Zum Finale allerdings gibt der Regisseur sein Verwirrspiel aus Nationalitäten und Geschichtsepochen auf. Nun ist alles so, wie es zu „Wilhelm Tell“ gehört. Sogar das Opernhaus, dass diese Inszenierung zeigt, ist ein wunderschönes Stückchen Schweiz. Der schwarze Himmel über der Szene wird endlich, wie draußen, strahlendblau, die schiefergrauen schroffen Felsen werden zu anmutig schneebedeckten Gipfeln, wie man sie schon auf dem Hinflug mit gebührendem Respekt bestaunen konnte (Bühnenbild von Raimund Bauer). Wieder angetan mit den schönen roten Dekoren ihrer schlichten Tracht (Kostüme: Marie-Jeanne Lecca), die für sie immer auch ein Wams ist, singen die Bühnen-Schweizer ihre Jubel-Ode auf die gewonnene Freiheit. In geschlossenen Reihen stehen sie da, glücklich und selbstbewusst. Es gibt nichts und niemanden mehr, was dieses Schweizer Postkarten-Idyll stören könnte. Der merkwürdig ausschauende Cellist ist längst unbemerkt von der Bühne verschwunden. Die große Kunst dieser Inszenierung von David Pountnam besteht nämlich darin, etwas Vorhandenes durch etwas Fehlendes zu hinterfragen.
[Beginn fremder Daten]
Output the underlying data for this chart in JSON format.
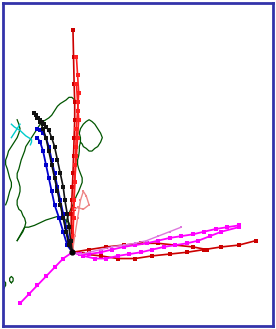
{
  "fig_width": 2.76,
  "fig_height": 3.29,
  "dpi": 100,
  "background_color": "#ffffff",
  "border_color": "#3333aa",
  "xlim": [
    128,
    175
  ],
  "ylim": [
    22,
    58
  ],
  "coastline_color": "#005500",
  "river_color": "#00cccc",
  "coastlines": {
    "honshu_east": [
      [
        140.5,
        36.0
      ],
      [
        140.8,
        36.5
      ],
      [
        141.2,
        37.0
      ],
      [
        141.5,
        37.5
      ],
      [
        141.8,
        38.0
      ],
      [
        141.8,
        38.5
      ],
      [
        141.5,
        39.0
      ],
      [
        141.2,
        39.5
      ],
      [
        141.0,
        40.0
      ],
      [
        141.0,
        40.5
      ],
      [
        141.2,
        41.0
      ],
      [
        141.3,
        41.5
      ],
      [
        141.3,
        42.0
      ],
      [
        141.5,
        42.5
      ],
      [
        141.5,
        43.0
      ],
      [
        141.3,
        43.5
      ],
      [
        141.5,
        44.0
      ],
      [
        142.0,
        44.5
      ],
      [
        142.5,
        44.8
      ],
      [
        143.0,
        45.0
      ],
      [
        143.5,
        44.8
      ],
      [
        144.0,
        44.5
      ],
      [
        144.5,
        44.0
      ],
      [
        145.0,
        43.5
      ],
      [
        145.3,
        43.0
      ],
      [
        145.0,
        42.5
      ],
      [
        144.5,
        42.0
      ],
      [
        144.0,
        41.8
      ],
      [
        143.5,
        41.5
      ],
      [
        143.0,
        41.5
      ],
      [
        142.5,
        41.8
      ],
      [
        142.0,
        42.0
      ],
      [
        141.8,
        42.3
      ],
      [
        141.5,
        42.5
      ]
    ],
    "honshu_west": [
      [
        130.5,
        31.5
      ],
      [
        130.8,
        31.8
      ],
      [
        131.2,
        32.2
      ],
      [
        131.5,
        32.5
      ],
      [
        131.8,
        33.0
      ],
      [
        132.0,
        33.5
      ],
      [
        131.8,
        34.0
      ],
      [
        131.5,
        34.3
      ],
      [
        131.2,
        34.8
      ],
      [
        130.8,
        35.0
      ],
      [
        130.5,
        35.5
      ],
      [
        130.5,
        36.0
      ],
      [
        130.8,
        36.5
      ],
      [
        131.0,
        37.0
      ],
      [
        131.0,
        37.5
      ],
      [
        130.8,
        38.0
      ],
      [
        130.5,
        38.5
      ],
      [
        130.5,
        39.0
      ],
      [
        130.8,
        39.5
      ],
      [
        131.0,
        40.0
      ],
      [
        131.2,
        40.5
      ],
      [
        131.5,
        41.0
      ],
      [
        131.8,
        41.5
      ],
      [
        132.0,
        42.0
      ],
      [
        132.5,
        42.5
      ],
      [
        133.0,
        43.0
      ],
      [
        133.5,
        43.5
      ],
      [
        134.0,
        44.0
      ],
      [
        134.5,
        44.5
      ],
      [
        135.0,
        44.8
      ],
      [
        135.5,
        45.0
      ],
      [
        136.0,
        45.2
      ],
      [
        136.5,
        45.5
      ],
      [
        137.0,
        46.0
      ],
      [
        137.5,
        46.5
      ],
      [
        138.0,
        46.8
      ],
      [
        138.5,
        47.0
      ],
      [
        139.0,
        47.2
      ],
      [
        139.5,
        47.5
      ],
      [
        140.0,
        47.5
      ],
      [
        140.5,
        47.2
      ],
      [
        141.0,
        47.0
      ]
    ],
    "honshu_south": [
      [
        140.5,
        36.0
      ],
      [
        140.2,
        35.5
      ],
      [
        139.8,
        35.0
      ],
      [
        139.5,
        34.5
      ],
      [
        139.2,
        34.0
      ],
      [
        139.0,
        33.5
      ],
      [
        138.8,
        33.0
      ],
      [
        139.0,
        32.5
      ],
      [
        139.2,
        32.0
      ],
      [
        139.5,
        31.5
      ],
      [
        139.8,
        31.2
      ],
      [
        140.0,
        31.0
      ],
      [
        140.2,
        31.5
      ],
      [
        140.2,
        32.0
      ],
      [
        140.0,
        32.5
      ],
      [
        139.8,
        33.0
      ],
      [
        139.5,
        33.5
      ],
      [
        138.5,
        34.0
      ],
      [
        137.5,
        34.2
      ],
      [
        136.5,
        34.0
      ],
      [
        135.5,
        33.8
      ],
      [
        134.5,
        33.5
      ],
      [
        133.5,
        33.2
      ],
      [
        132.5,
        33.0
      ],
      [
        131.8,
        33.0
      ],
      [
        130.5,
        31.5
      ]
    ],
    "peninsula": [
      [
        128.5,
        35.5
      ],
      [
        128.8,
        36.0
      ],
      [
        129.0,
        36.5
      ],
      [
        129.2,
        37.0
      ],
      [
        129.5,
        37.5
      ],
      [
        129.5,
        38.0
      ],
      [
        129.2,
        38.5
      ],
      [
        129.0,
        39.0
      ],
      [
        128.8,
        39.5
      ],
      [
        128.5,
        40.0
      ],
      [
        128.5,
        40.5
      ],
      [
        128.8,
        41.0
      ],
      [
        129.0,
        41.5
      ],
      [
        129.5,
        42.0
      ],
      [
        130.0,
        42.5
      ],
      [
        130.5,
        43.0
      ],
      [
        130.8,
        43.5
      ],
      [
        131.0,
        44.0
      ],
      [
        130.8,
        44.5
      ],
      [
        130.5,
        45.0
      ]
    ],
    "small_island1": [
      [
        128.2,
        26.2
      ],
      [
        128.5,
        26.5
      ],
      [
        128.5,
        26.8
      ],
      [
        128.2,
        27.0
      ],
      [
        127.8,
        26.8
      ],
      [
        127.8,
        26.5
      ],
      [
        128.2,
        26.2
      ]
    ],
    "small_island2": [
      [
        129.5,
        26.8
      ],
      [
        129.8,
        27.0
      ],
      [
        129.8,
        27.3
      ],
      [
        129.5,
        27.5
      ],
      [
        129.2,
        27.3
      ],
      [
        129.2,
        27.0
      ],
      [
        129.5,
        26.8
      ]
    ]
  },
  "rivers": [
    {
      "pts": [
        [
          129.5,
          44.5
        ],
        [
          130.0,
          44.2
        ],
        [
          130.5,
          44.0
        ],
        [
          131.0,
          43.8
        ],
        [
          131.5,
          43.5
        ],
        [
          132.0,
          43.2
        ],
        [
          132.5,
          43.0
        ],
        [
          133.0,
          42.8
        ],
        [
          133.0,
          42.5
        ],
        [
          132.8,
          42.2
        ]
      ],
      "color": "#00cccc"
    },
    {
      "pts": [
        [
          129.5,
          43.0
        ],
        [
          130.0,
          43.5
        ],
        [
          130.5,
          44.0
        ],
        [
          131.0,
          44.5
        ]
      ],
      "color": "#00cccc"
    }
  ],
  "tracks": [
    {
      "color": "#cc0000",
      "lw": 1.2,
      "ms": 2.5,
      "segments": [
        [
          [
            140.2,
            55.0
          ],
          [
            140.3,
            52.0
          ],
          [
            140.4,
            49.0
          ],
          [
            140.5,
            47.0
          ],
          [
            140.5,
            45.0
          ],
          [
            140.4,
            43.0
          ],
          [
            140.3,
            41.0
          ],
          [
            140.2,
            39.0
          ],
          [
            140.1,
            37.5
          ],
          [
            140.0,
            36.0
          ],
          [
            139.9,
            34.5
          ],
          [
            139.9,
            33.0
          ],
          [
            140.0,
            31.5
          ],
          [
            140.1,
            30.2
          ]
        ],
        [
          [
            140.1,
            30.2
          ],
          [
            142.0,
            30.0
          ],
          [
            145.0,
            29.8
          ],
          [
            148.0,
            29.5
          ],
          [
            151.0,
            29.5
          ],
          [
            154.0,
            29.8
          ],
          [
            157.0,
            30.0
          ],
          [
            160.0,
            30.2
          ],
          [
            163.0,
            30.5
          ],
          [
            166.0,
            30.8
          ],
          [
            169.0,
            31.0
          ],
          [
            172.0,
            31.5
          ]
        ],
        [
          [
            140.1,
            30.2
          ],
          [
            143.0,
            30.5
          ],
          [
            146.0,
            30.8
          ],
          [
            149.0,
            31.0
          ],
          [
            152.0,
            31.2
          ],
          [
            155.0,
            31.2
          ],
          [
            158.0,
            31.0
          ],
          [
            161.0,
            30.8
          ],
          [
            163.5,
            30.5
          ]
        ]
      ]
    },
    {
      "color": "#ff2020",
      "lw": 1.2,
      "ms": 2.5,
      "segments": [
        [
          [
            140.1,
            30.2
          ],
          [
            140.2,
            32.0
          ],
          [
            140.3,
            34.0
          ],
          [
            140.4,
            36.0
          ],
          [
            140.5,
            38.0
          ],
          [
            140.6,
            40.0
          ],
          [
            140.7,
            42.0
          ],
          [
            140.8,
            44.0
          ],
          [
            141.0,
            46.0
          ],
          [
            141.2,
            48.0
          ],
          [
            141.0,
            50.0
          ],
          [
            140.8,
            52.0
          ]
        ],
        [
          [
            140.1,
            30.2
          ],
          [
            140.3,
            35.0
          ],
          [
            140.5,
            38.0
          ],
          [
            140.8,
            41.0
          ],
          [
            141.0,
            43.0
          ],
          [
            141.2,
            45.0
          ],
          [
            141.0,
            47.0
          ],
          [
            140.8,
            49.0
          ]
        ]
      ]
    },
    {
      "color": "#ee8888",
      "lw": 1.0,
      "ms": 2.0,
      "segments": [
        [
          [
            140.1,
            30.2
          ],
          [
            140.5,
            32.0
          ],
          [
            141.0,
            34.0
          ],
          [
            141.5,
            36.0
          ],
          [
            142.0,
            37.0
          ],
          [
            142.5,
            36.5
          ],
          [
            143.0,
            35.5
          ],
          [
            142.0,
            35.0
          ],
          [
            141.0,
            35.2
          ],
          [
            140.5,
            35.0
          ]
        ]
      ]
    },
    {
      "color": "#0000cc",
      "lw": 1.3,
      "ms": 2.5,
      "segments": [
        [
          [
            140.1,
            30.2
          ],
          [
            139.5,
            31.5
          ],
          [
            139.0,
            33.0
          ],
          [
            138.5,
            34.5
          ],
          [
            138.0,
            36.0
          ],
          [
            137.5,
            37.5
          ],
          [
            137.0,
            39.0
          ],
          [
            136.5,
            40.5
          ],
          [
            136.0,
            42.0
          ],
          [
            135.5,
            43.0
          ],
          [
            135.0,
            43.5
          ],
          [
            134.5,
            43.8
          ],
          [
            134.0,
            44.0
          ]
        ],
        [
          [
            140.1,
            30.2
          ],
          [
            139.2,
            31.0
          ],
          [
            138.5,
            32.5
          ],
          [
            137.8,
            34.0
          ],
          [
            137.0,
            35.5
          ],
          [
            136.5,
            37.0
          ],
          [
            136.0,
            38.5
          ],
          [
            135.5,
            40.0
          ],
          [
            135.0,
            41.5
          ],
          [
            134.5,
            42.5
          ],
          [
            134.0,
            43.0
          ]
        ]
      ]
    },
    {
      "color": "#111111",
      "lw": 1.2,
      "ms": 2.5,
      "segments": [
        [
          [
            140.1,
            30.2
          ],
          [
            139.8,
            31.5
          ],
          [
            139.5,
            33.0
          ],
          [
            139.2,
            34.5
          ],
          [
            138.8,
            36.0
          ],
          [
            138.5,
            37.5
          ],
          [
            138.0,
            39.0
          ],
          [
            137.5,
            40.5
          ],
          [
            137.0,
            42.0
          ],
          [
            136.5,
            43.0
          ],
          [
            136.0,
            43.8
          ],
          [
            135.5,
            44.2
          ],
          [
            135.2,
            44.5
          ],
          [
            134.8,
            44.8
          ],
          [
            134.5,
            45.0
          ],
          [
            134.2,
            45.2
          ],
          [
            133.8,
            45.5
          ],
          [
            133.5,
            45.8
          ]
        ],
        [
          [
            140.1,
            30.2
          ],
          [
            139.5,
            31.0
          ],
          [
            139.0,
            32.5
          ],
          [
            138.5,
            34.0
          ],
          [
            138.0,
            35.5
          ],
          [
            137.5,
            37.0
          ],
          [
            137.0,
            38.5
          ],
          [
            136.5,
            40.0
          ],
          [
            136.0,
            41.5
          ],
          [
            135.5,
            43.0
          ],
          [
            135.0,
            44.0
          ],
          [
            134.5,
            44.8
          ],
          [
            134.0,
            45.2
          ]
        ]
      ]
    },
    {
      "color": "#ff00ff",
      "lw": 1.3,
      "ms": 2.5,
      "segments": [
        [
          [
            140.1,
            30.2
          ],
          [
            142.0,
            29.8
          ],
          [
            144.0,
            29.5
          ],
          [
            146.0,
            29.5
          ],
          [
            148.0,
            29.8
          ],
          [
            150.0,
            30.0
          ],
          [
            152.0,
            30.2
          ],
          [
            154.0,
            30.5
          ],
          [
            156.0,
            30.8
          ],
          [
            158.0,
            31.0
          ],
          [
            160.0,
            31.2
          ],
          [
            162.0,
            31.5
          ],
          [
            164.0,
            32.0
          ],
          [
            166.0,
            32.5
          ],
          [
            169.0,
            33.0
          ]
        ],
        [
          [
            140.1,
            30.2
          ],
          [
            138.5,
            29.5
          ],
          [
            137.0,
            28.5
          ],
          [
            135.5,
            27.5
          ],
          [
            134.0,
            26.5
          ],
          [
            132.5,
            25.5
          ],
          [
            131.0,
            24.5
          ]
        ],
        [
          [
            140.1,
            30.2
          ],
          [
            141.5,
            30.0
          ],
          [
            143.0,
            30.0
          ],
          [
            145.0,
            30.2
          ],
          [
            147.0,
            30.5
          ],
          [
            149.0,
            30.8
          ],
          [
            151.0,
            31.0
          ],
          [
            153.0,
            31.2
          ],
          [
            155.0,
            31.5
          ],
          [
            157.0,
            31.8
          ],
          [
            159.0,
            32.0
          ],
          [
            161.0,
            32.2
          ],
          [
            163.0,
            32.5
          ],
          [
            165.0,
            32.8
          ],
          [
            167.0,
            33.0
          ],
          [
            169.0,
            33.2
          ]
        ]
      ]
    },
    {
      "color": "#dd77dd",
      "lw": 1.0,
      "ms": 2.0,
      "segments": [
        [
          [
            140.1,
            30.2
          ],
          [
            141.5,
            30.0
          ],
          [
            143.0,
            30.2
          ],
          [
            145.0,
            30.5
          ],
          [
            147.0,
            30.8
          ],
          [
            149.0,
            31.0
          ],
          [
            151.0,
            31.2
          ],
          [
            153.0,
            31.5
          ],
          [
            155.0,
            32.0
          ],
          [
            157.0,
            32.5
          ],
          [
            159.0,
            33.0
          ]
        ]
      ]
    }
  ],
  "torishima": [
    140.1,
    30.2
  ]
}
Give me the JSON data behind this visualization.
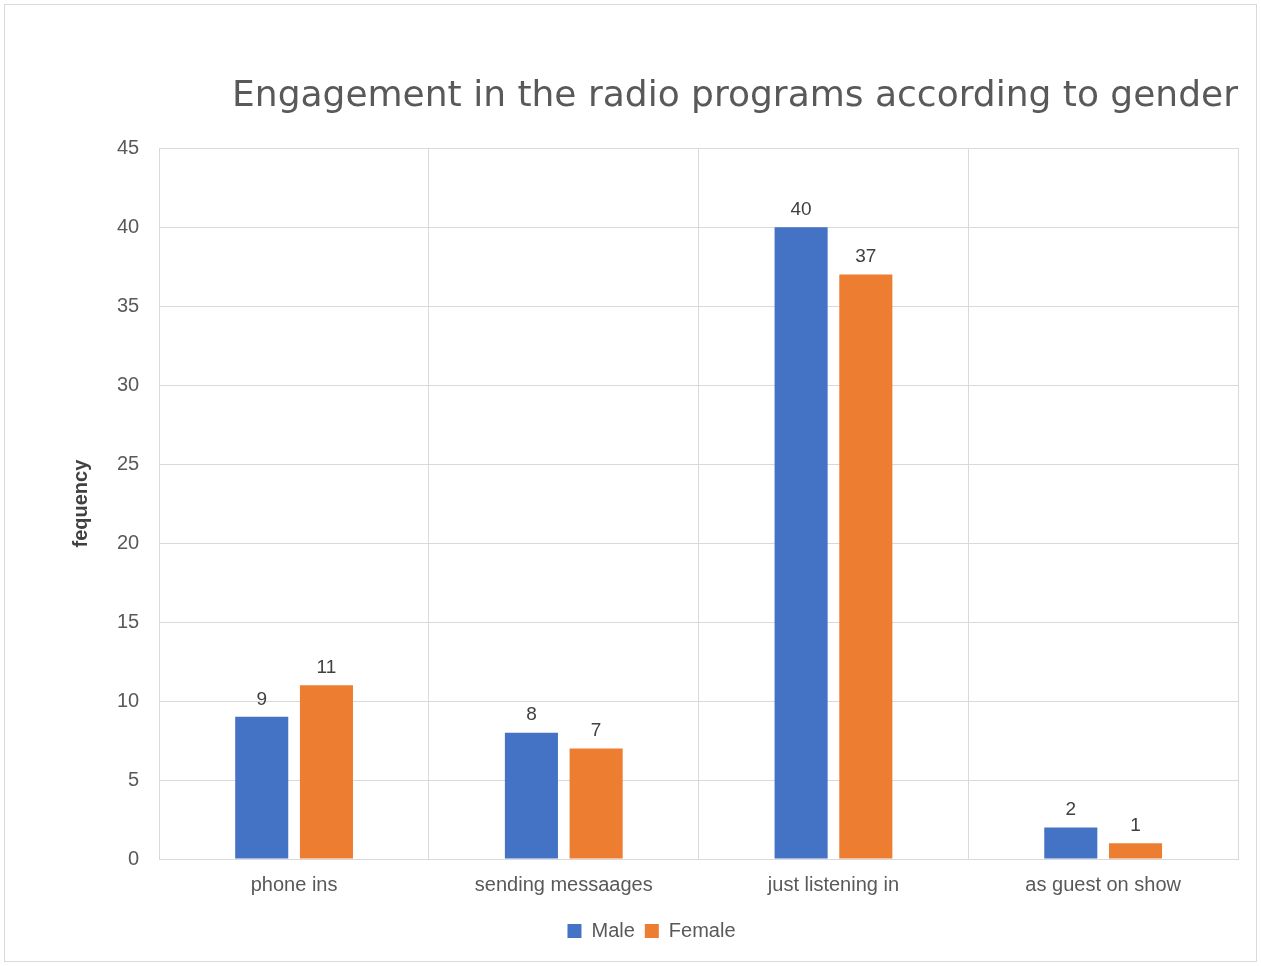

In musikalischer Hinsicht fehlt dieser Produktion nichts, sie ist unfraglich ein großer Genuss. Rossini wurde von seinen Konkurrenten zuweilen unterstellt, er sei im Besitz einer „Musikmaschine“, die ihm die fortwährende Produktion eingängiger Melodien und verblüffender Effekte ermögliche. Dirigent Jesús López Cobos sorgt mit wunderbar leichter Hand dafür, dass diese Musikmaschine wie ein geöltes Schweizer Präzisionswerk läuft, aber niemals seelenlos klingt. Alles ist präzise austariert – die Forte-Stellen kräftig, aber nie zu laut, die leisen Stellen mit subtiler Finesse realisiert.

Rossini war angeblich ausgebrannt, als er seine einzige „Grand opéra“ als krönenden Abschluss seiner Karriere schrieb. Dass man davon rein gar nichts bemerkt, liegt nicht zuletzt auch an der Qualität sämtlicher Mitwirkender. Leidenschaftlich und kämpferisch Jean-Francois Lapointe als Titelheld, glutvoll John Osborn als Arnold, beide zusammen obendrein im ersten Akt hinreißend komödiantische Duettpartner. Lyrisch und besonnen Nadine Koutcher als Mathilde (auch durch das Kostüm, das Viscontis „Ludwig II“ entstammen könnte, als Geistesverwandte Elisabeths von Österreich erkennbar), gesanglich und darstellerisch jungenhaft-frisch Amelia Scicolone als Jemmi. Für das Orchestre de la Suisse Romande, so jedenfalls klingt es, ist Rossinis „Wilhelm Tell“ ein Heimspiel. Und, nicht nur im Finale großartig-bewegend: der Chor des Grand Théâtre.